Wednesday, April 8, 2009

mike

The Hounds of the Baskervilles are baying. I can hear them now. The wind is blowing from the west, carrying the sound of their barking from the doggie day care center in the former factory across the river. It’s a sound you rarely hear, except perhaps in a fox hunt scene in a movie. Mike, the black lab, ignores them. He doesn’t realize he’s a dog.

Monday, April 6, 2009

Sunshine Patriot

Elmer Fudd is a patriot. At least he thinks he is.

When he moved into the house next door, the engine of his pickup truck had barely cooled before he began to put up a flagpole in the front yard.

He wore a camouflage suit and a matching baseball cap and had a handgun strapped to his thigh in case he had to defend himself from one of the neighborhood kids tooling around on their bicycles.

He dug the hole himself and wielded his shovel like a weapon.

The flag now flies 24 hours a day rain and shine. Today it hangs limply in a wind driven rainstorm.

Apparently Elmer never learned the rules about paying proper respect to the flag. That would take effort.

The Morning Patrol

A Walk on the Mild Side
Like a mangy old coyote with more limp than swagger in his step, I begin most mornings by patrolling my territory.

I live on a pine ridge in a town I‘ll call Riverdale. My cottage sits on a corner overlooking a river. One street is named after the first European settler in the area. He made his farm on the corn fields of the Native Americans who had their summer encampment on the other side of the river where a milltown now darkens the horizon. The other street is named after the brothers, who operated a general where the ferry crossed the river.

One hundred and fifty years ago there were two general stores at the ferry landing. When a Republican was president the post office was in one store and when a Democrat was in power it moved across the street.The ferry was replaced by a trolley bridge and finally an automobile bridge that crosses the river into the mill town.

The general stores have been replaced by a chain convenience store and the gas station, where I buy the newspaper every morning.

On the walk to the store I stroll past winterized cottages under 80-foot white pines. On the way back I walk along the bank of the river at the base of the ridge. That street is named after one of the town fathers who made his fortune in California during the gold rush. Rumor has it when he was digging the cellar of his home, he had to dispose of the remains of Native Americans buried there.

Nothing that dramatic has happened during my morning stroll, but it the river’s mood changes with the weather.

Wednesday, March 25, 2009

The Last Woodfire

It was too cold for comfort the morning of last wood fire. The outdoor thermometer trembled in a wind that bent the birch trees when I dropped young Sam off at School.

The temperature flirted with the teens, but I held off. I didn’t crumble the newspaper and arrange the logs in the Franklin stove until late afternoon.

As I poked at the laptop warmth radiated from the iron stove like a warm hug. The smell of the smoke was more pungent, the flames more exuberant that in midwinter.

As I walked to the woodpile, I remembered stacking logs in September. The turquoise tarp stretched over the cord of wood like a tightly-pegged tent at an Army encampment. Now the slack canvas flapped in the wind over a paltry jumble of split oak. We’d made it through another winter.

Tuesday, March 24, 2009

The first day of spring is a time of new beginnings, but every beginning marks an end.

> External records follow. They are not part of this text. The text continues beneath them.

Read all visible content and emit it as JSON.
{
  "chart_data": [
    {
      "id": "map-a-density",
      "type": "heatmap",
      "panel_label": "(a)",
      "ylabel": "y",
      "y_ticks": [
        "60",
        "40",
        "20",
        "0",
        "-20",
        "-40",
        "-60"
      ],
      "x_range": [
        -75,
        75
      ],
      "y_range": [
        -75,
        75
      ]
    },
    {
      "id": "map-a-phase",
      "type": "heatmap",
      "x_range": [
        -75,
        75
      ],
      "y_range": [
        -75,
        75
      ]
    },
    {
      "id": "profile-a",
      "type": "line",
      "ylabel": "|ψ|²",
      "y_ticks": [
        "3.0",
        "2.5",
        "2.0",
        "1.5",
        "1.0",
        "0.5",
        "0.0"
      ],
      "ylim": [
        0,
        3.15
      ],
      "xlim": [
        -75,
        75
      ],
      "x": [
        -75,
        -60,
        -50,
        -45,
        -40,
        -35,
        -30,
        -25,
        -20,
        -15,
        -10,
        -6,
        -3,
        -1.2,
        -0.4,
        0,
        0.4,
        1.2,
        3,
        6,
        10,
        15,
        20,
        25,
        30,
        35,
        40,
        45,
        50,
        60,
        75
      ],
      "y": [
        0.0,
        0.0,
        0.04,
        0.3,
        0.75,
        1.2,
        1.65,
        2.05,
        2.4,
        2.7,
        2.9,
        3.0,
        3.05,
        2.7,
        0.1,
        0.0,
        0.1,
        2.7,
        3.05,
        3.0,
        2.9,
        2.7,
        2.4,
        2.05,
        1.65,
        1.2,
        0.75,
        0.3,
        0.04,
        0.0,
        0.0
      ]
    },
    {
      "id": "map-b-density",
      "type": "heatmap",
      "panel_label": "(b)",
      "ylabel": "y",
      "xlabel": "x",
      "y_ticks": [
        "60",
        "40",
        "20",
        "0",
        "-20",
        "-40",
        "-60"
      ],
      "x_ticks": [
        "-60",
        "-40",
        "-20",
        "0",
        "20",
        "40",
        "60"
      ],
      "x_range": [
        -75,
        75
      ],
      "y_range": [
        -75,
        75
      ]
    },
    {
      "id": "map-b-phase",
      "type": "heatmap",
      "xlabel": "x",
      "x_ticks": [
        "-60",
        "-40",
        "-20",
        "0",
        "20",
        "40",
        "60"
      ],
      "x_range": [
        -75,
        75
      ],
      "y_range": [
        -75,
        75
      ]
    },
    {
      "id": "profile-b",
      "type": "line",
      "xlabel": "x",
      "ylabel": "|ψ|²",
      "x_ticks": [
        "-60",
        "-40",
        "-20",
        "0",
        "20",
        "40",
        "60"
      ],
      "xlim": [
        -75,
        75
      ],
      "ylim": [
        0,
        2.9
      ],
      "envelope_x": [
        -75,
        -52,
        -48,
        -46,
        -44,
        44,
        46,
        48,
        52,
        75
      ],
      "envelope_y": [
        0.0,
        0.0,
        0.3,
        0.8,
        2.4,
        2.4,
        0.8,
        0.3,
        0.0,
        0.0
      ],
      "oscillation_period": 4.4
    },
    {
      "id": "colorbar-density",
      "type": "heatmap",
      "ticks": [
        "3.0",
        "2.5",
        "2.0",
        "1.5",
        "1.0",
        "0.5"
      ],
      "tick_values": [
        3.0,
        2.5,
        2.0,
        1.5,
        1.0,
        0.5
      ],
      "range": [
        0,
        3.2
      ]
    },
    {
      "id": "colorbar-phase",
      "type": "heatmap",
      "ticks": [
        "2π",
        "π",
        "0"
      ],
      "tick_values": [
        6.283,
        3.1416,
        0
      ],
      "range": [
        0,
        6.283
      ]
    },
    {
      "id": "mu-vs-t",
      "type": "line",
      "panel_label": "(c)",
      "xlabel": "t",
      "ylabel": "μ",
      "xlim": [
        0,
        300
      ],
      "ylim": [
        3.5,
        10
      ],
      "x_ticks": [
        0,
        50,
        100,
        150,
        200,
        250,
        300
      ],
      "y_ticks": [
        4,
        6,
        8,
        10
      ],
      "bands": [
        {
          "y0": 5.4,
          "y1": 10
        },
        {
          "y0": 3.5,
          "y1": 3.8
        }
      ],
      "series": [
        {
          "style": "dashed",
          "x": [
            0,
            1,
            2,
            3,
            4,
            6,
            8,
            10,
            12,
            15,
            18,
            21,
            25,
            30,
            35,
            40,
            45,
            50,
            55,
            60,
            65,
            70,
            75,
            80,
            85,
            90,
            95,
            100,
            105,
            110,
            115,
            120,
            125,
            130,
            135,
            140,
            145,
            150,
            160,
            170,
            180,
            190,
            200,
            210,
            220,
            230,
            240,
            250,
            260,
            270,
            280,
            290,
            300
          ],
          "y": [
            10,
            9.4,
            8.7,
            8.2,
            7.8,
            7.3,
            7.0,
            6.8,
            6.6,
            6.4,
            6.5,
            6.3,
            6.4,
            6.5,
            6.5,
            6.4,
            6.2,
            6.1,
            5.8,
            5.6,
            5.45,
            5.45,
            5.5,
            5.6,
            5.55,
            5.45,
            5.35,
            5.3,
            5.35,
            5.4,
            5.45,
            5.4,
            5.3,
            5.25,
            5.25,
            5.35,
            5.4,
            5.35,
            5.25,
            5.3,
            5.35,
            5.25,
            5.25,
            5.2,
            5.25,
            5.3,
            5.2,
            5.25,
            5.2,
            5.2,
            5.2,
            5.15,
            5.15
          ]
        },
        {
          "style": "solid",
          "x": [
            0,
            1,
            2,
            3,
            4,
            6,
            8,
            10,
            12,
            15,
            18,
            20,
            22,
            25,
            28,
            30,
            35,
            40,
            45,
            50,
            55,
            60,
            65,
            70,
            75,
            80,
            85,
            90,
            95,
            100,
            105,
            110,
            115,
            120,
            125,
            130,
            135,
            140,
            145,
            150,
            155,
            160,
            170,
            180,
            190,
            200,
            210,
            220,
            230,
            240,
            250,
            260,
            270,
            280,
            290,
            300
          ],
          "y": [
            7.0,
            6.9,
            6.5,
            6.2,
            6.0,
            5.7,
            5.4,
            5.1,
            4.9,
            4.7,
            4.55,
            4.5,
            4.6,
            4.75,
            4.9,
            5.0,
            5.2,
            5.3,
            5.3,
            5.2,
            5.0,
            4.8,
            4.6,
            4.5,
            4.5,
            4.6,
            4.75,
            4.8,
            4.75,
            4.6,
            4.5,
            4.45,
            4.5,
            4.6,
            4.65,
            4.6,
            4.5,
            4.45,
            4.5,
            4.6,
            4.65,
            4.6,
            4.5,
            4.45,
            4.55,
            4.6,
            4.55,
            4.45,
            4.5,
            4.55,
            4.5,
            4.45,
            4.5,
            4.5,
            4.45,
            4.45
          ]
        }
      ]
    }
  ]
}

It was also the day of Aunt Dot’s funeral. Time for the brown suit reserved for special occasions and a tie that didn’t clash.

At the funeral home a handful of relatives chatted awkwardly in front of the blue casket framed by floral bouquets and a cork board with a photo array. Aunt Dot the younger in her sun dress and floppy hat. Aunt Dot with her husband, who died long and hard of Parkinson‘s disease in a local nursing home. Aunt Dot with her only son, the Elvis Presley look-a-like who died in a fire on St. Patrick‘s Day more than 40 years before.

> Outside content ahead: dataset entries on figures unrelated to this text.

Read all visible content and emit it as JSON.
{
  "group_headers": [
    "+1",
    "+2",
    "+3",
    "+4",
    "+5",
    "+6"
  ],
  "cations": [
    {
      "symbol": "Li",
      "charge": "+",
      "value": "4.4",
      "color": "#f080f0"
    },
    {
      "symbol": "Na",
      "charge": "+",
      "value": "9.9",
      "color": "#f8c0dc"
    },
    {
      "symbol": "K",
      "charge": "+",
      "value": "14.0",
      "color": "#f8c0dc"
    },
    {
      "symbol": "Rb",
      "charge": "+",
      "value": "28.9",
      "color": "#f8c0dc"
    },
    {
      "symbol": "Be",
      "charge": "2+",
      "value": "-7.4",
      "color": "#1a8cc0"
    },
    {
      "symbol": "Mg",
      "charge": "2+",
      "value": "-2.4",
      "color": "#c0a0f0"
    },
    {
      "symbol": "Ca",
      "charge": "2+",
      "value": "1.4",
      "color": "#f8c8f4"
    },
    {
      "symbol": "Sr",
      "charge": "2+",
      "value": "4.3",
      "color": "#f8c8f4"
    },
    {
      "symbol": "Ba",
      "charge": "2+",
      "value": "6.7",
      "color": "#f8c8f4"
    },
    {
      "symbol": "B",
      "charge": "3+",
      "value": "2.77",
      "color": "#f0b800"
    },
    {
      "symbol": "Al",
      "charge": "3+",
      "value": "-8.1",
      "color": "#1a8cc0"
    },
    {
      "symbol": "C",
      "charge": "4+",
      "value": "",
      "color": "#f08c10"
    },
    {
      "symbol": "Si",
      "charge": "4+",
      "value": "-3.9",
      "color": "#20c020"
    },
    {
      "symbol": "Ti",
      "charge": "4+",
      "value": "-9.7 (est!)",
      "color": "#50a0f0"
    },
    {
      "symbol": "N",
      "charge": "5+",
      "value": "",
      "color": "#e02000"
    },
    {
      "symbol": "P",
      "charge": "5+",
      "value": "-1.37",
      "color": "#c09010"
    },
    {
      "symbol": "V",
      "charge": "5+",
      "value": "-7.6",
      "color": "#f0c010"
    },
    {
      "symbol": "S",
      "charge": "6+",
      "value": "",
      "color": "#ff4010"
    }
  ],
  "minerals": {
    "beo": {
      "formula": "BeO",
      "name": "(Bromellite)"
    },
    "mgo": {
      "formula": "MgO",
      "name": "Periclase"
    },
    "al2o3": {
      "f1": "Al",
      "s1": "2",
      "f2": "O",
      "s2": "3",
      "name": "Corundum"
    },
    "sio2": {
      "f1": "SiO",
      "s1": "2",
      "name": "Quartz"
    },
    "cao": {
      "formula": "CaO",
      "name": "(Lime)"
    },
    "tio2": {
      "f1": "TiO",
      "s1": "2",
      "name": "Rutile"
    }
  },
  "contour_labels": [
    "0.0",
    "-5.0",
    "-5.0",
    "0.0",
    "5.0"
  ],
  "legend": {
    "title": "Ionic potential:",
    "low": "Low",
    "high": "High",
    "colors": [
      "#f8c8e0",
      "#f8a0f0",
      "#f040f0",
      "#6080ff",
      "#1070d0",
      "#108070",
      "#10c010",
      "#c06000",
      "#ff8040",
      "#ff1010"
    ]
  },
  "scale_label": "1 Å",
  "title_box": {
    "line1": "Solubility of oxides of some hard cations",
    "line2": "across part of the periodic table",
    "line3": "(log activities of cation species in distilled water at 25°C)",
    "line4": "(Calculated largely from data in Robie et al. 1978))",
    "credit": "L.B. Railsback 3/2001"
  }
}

But few got to enjoy the pictures. The funeral home was nearly empty. She had lived to be 100 and had outlived all of her friends.

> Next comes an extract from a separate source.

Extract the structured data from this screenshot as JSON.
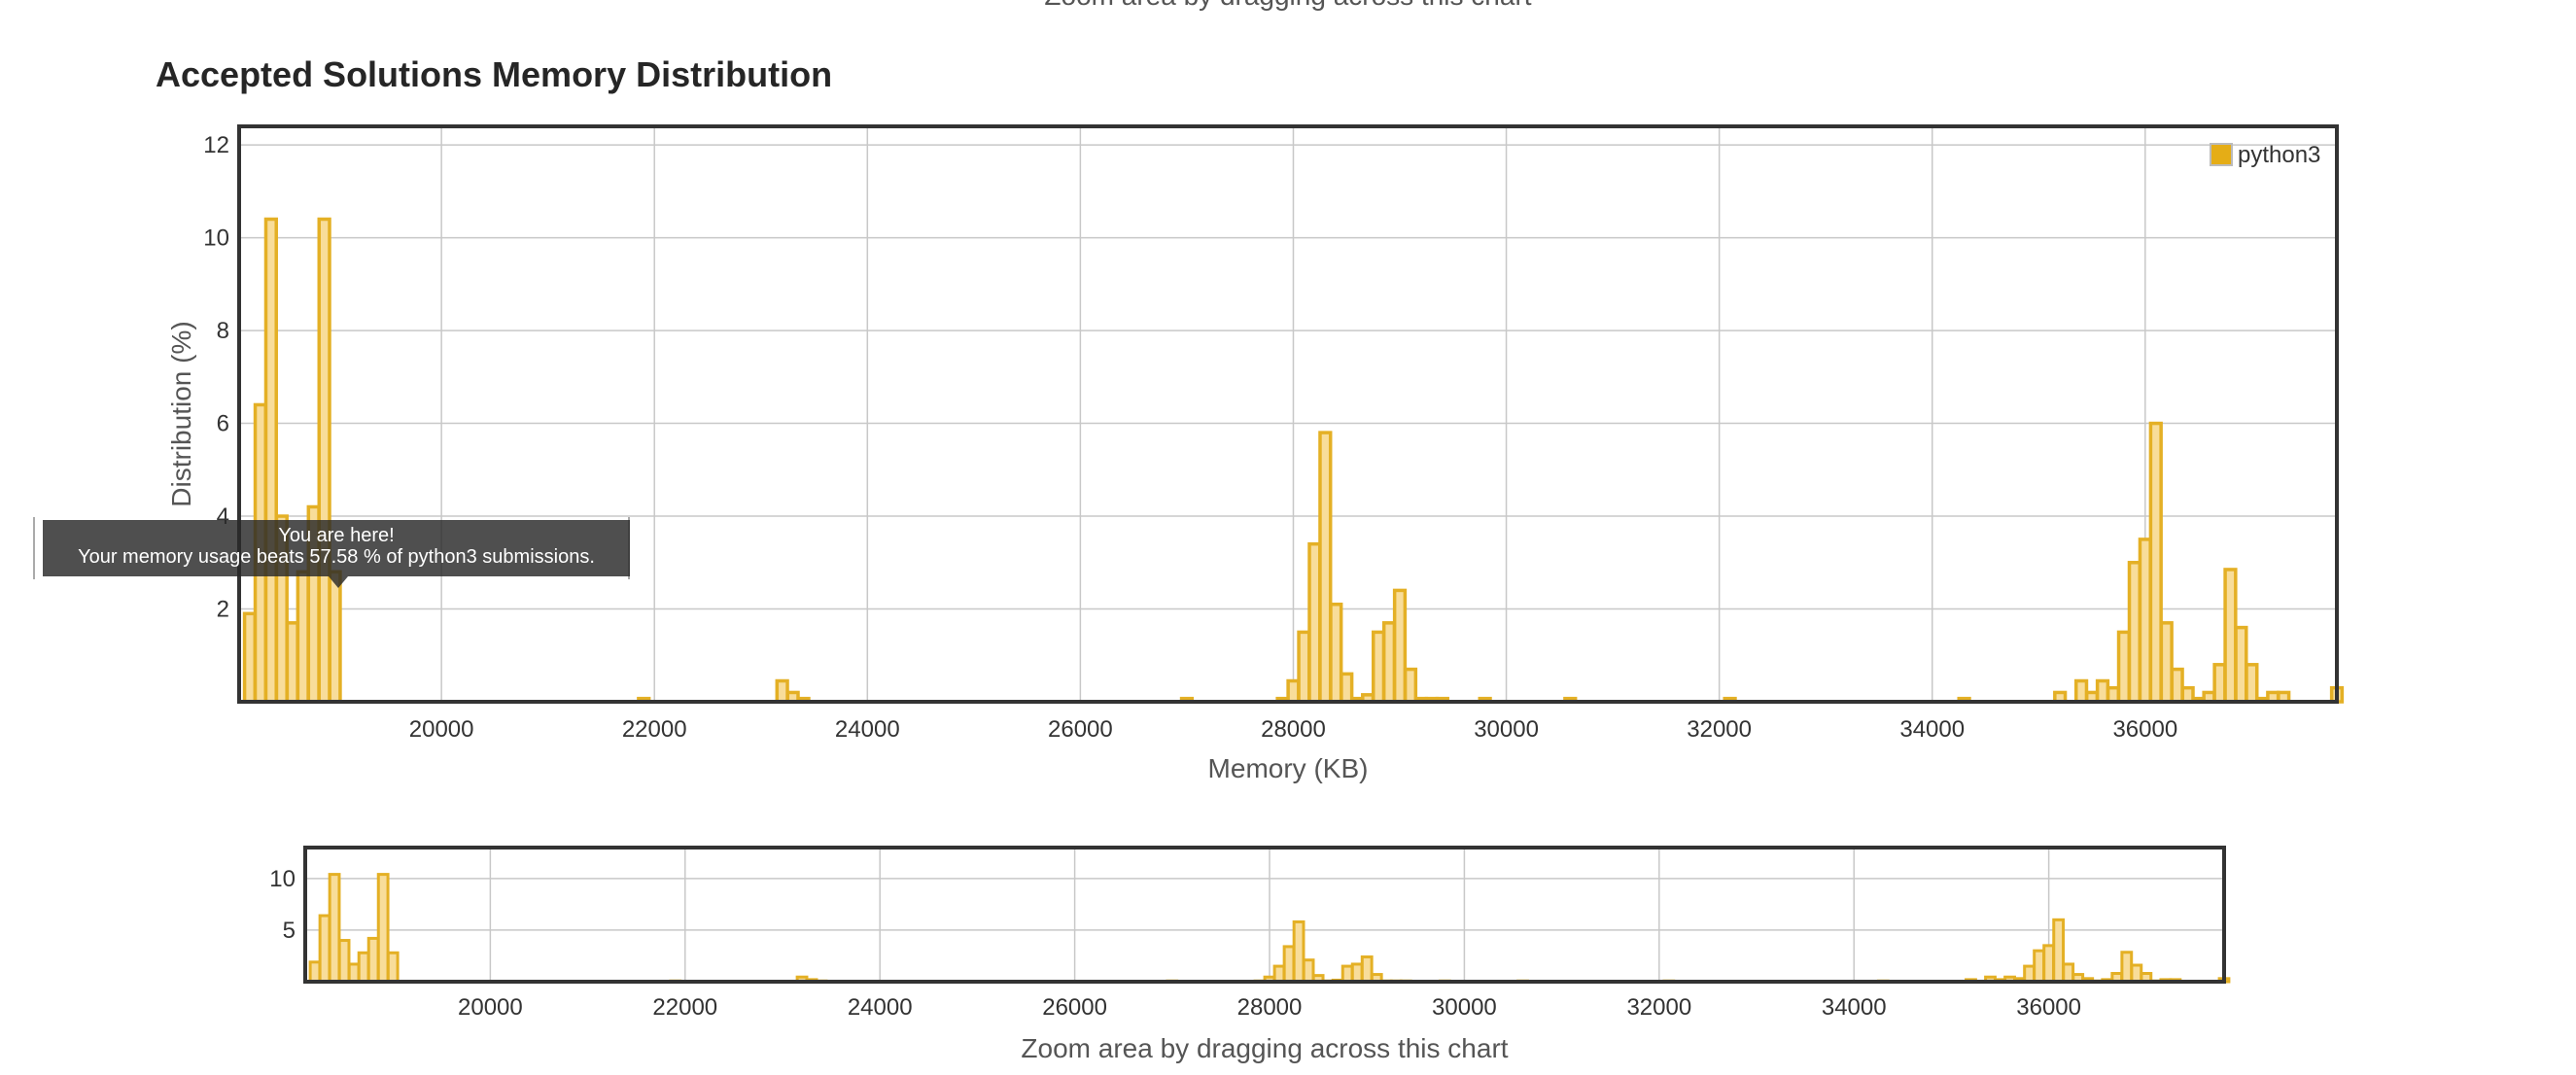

The funeral Mass was said a St. Francis Xavier, the church that I attended before I lost religion. It was the first time in decades that I saw the choir loft, where I had played under the pews with my brother while my mother rehearsed the Ave Maria and the marble table where I served as an altar boy when the Mass was said Latin.

The smell of incense wafting from the priest’s censor, reawakened memories of growing up in the neighborhood when traffic lights were rare. Sneaking into the nature preserve to go camping. Fishing in the reservoir. Ham and bean suppers at the grange hall. Running through woods to the Christmas bazaar on the day that President Kennedy was killed.
As I left the church and loosened my tie, I wondered what memories my 11-year-old son was making.